Page MenuHomeFreeBSD

PR153502: [libc] regex(3) bug with UTF-8 locale
ClosedPublic

Authored by yuripv on Nov 22 2018, 1:46 PM.

Details

Summary

findmust() in regcomp.c correctly processed the pattern as multibyte string (so I'm leaving it alone this time); however when we used its results in matcher(), we stepped back g->moffset *bytes* instead of *characters*, which produced inconsistent results.

To fix this, introduce a stepback() function in engine.c, using short path for single-byte locales, and for multi-byte ones going back byte-by-byte, checking if we have a legal character sequence.

Test Plan

Running lib/libc/regex test cases, including the newly added one.

Diff Detail

Repository
rS FreeBSD src repository
Lint
Lint Skipped
Unit
Unit Tests Skipped

Event Timeline

yuripv created this revision.Nov 22 2018, 1:46 PM
pfg added a comment.Nov 22 2018, 3:10 PM

I am not an expert on the area but I see where the comment comes from:

RFC3629 states on page 2:

The byte-value lexicographic sorting order of UTF-8 strings is the
same as if ordered by character numbers. Of course this is of
limited interest since a sort order based on character numbers is
almost never culturally valid.
The Boyer-Moore fast search algorithm can be used with UTF-8 data.

yuripv edited the summary of this revision. (Show Details)Nov 22 2018, 10:01 PM
yuripv updated this revision to Diff 50938.

redo.

yuripv added a comment.EditedNov 22 2018, 10:02 PM
In D18297#388056, @pfg wrote:

I am not an expert on the area but I see where the comment comes from:
RFC3629 states on page 2:

The byte-value lexicographic sorting order of UTF-8 strings is the
same as if ordered by character numbers. Of course this is of
limited interest since a sort order based on character numbers is
almost never culturally valid.
The Boyer-Moore fast search algorithm can be used with UTF-8 data.

I spent a bit more time on this, and finally found the real issue here, description and diff updated.
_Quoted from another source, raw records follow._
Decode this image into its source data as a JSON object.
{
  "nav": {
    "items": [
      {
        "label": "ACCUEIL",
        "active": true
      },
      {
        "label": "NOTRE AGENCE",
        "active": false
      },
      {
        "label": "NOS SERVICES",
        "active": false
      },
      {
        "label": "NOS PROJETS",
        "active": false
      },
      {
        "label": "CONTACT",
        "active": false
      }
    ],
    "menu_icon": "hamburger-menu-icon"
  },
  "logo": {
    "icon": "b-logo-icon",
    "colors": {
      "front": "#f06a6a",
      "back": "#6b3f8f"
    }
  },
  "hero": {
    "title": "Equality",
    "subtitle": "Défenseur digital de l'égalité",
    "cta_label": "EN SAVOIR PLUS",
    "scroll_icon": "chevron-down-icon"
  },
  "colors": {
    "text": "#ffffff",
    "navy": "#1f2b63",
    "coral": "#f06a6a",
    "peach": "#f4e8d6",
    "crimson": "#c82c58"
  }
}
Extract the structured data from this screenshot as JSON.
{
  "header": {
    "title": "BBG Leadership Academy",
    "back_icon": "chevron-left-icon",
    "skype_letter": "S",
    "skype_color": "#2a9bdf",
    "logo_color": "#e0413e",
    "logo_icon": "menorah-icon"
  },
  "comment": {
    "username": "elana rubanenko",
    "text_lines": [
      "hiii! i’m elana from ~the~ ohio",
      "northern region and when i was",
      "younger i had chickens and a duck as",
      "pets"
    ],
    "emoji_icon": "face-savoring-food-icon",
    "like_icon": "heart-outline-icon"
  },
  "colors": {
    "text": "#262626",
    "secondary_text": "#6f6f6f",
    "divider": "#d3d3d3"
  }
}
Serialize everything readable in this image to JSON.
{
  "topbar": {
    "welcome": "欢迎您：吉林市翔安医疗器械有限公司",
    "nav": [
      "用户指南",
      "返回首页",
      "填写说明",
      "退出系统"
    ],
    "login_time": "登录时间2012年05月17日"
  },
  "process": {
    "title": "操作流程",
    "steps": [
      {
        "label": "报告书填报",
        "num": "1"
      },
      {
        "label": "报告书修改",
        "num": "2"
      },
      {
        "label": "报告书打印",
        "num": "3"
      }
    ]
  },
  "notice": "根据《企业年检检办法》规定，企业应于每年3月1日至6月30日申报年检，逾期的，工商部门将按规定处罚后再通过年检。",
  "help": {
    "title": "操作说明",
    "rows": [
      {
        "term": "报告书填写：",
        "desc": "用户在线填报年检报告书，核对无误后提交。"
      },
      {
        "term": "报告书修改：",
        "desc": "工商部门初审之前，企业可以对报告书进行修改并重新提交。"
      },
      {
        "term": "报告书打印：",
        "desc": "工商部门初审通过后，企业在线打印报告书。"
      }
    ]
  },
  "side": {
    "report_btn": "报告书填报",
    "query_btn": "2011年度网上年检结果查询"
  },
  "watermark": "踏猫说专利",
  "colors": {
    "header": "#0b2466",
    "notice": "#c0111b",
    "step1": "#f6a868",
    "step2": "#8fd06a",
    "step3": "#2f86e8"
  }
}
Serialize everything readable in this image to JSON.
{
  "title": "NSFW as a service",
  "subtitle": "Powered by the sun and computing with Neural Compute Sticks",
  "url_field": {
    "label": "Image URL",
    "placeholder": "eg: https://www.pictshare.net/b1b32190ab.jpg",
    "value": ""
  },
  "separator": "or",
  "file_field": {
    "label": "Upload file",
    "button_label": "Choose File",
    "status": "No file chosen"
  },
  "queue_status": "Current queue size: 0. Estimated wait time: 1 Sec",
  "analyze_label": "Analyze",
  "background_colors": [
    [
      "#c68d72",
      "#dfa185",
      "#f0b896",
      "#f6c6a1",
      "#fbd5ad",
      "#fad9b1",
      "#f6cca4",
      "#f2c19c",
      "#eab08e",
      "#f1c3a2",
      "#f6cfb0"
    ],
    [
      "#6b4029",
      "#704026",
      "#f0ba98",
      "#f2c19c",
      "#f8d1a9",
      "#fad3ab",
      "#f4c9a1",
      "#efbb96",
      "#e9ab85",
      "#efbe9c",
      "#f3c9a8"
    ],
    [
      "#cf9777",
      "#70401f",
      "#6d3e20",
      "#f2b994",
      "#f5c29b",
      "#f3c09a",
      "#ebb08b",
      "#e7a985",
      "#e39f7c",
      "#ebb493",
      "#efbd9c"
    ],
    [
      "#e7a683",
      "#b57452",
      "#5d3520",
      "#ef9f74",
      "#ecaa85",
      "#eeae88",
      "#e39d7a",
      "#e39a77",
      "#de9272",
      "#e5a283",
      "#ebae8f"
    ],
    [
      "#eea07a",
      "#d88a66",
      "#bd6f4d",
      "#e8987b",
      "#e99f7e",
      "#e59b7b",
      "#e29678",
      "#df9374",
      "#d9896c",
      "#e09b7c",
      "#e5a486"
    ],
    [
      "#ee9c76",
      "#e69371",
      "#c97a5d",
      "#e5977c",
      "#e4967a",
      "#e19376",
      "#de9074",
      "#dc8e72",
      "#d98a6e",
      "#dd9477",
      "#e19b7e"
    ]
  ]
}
yuripv updated this revision to Diff 50940.Nov 22 2018, 10:09 PM
pfg accepted this revision.Nov 23 2018, 2:11 AM

Aha .. so nice to find a bug , thanks !

This revision is now accepted and ready to land.Nov 23 2018, 2:11 AM
kevans accepted this revision.Nov 23 2018, 2:16 AM

Looks good to me. =) ++testcases

This revision was automatically updated to reflect the committed changes.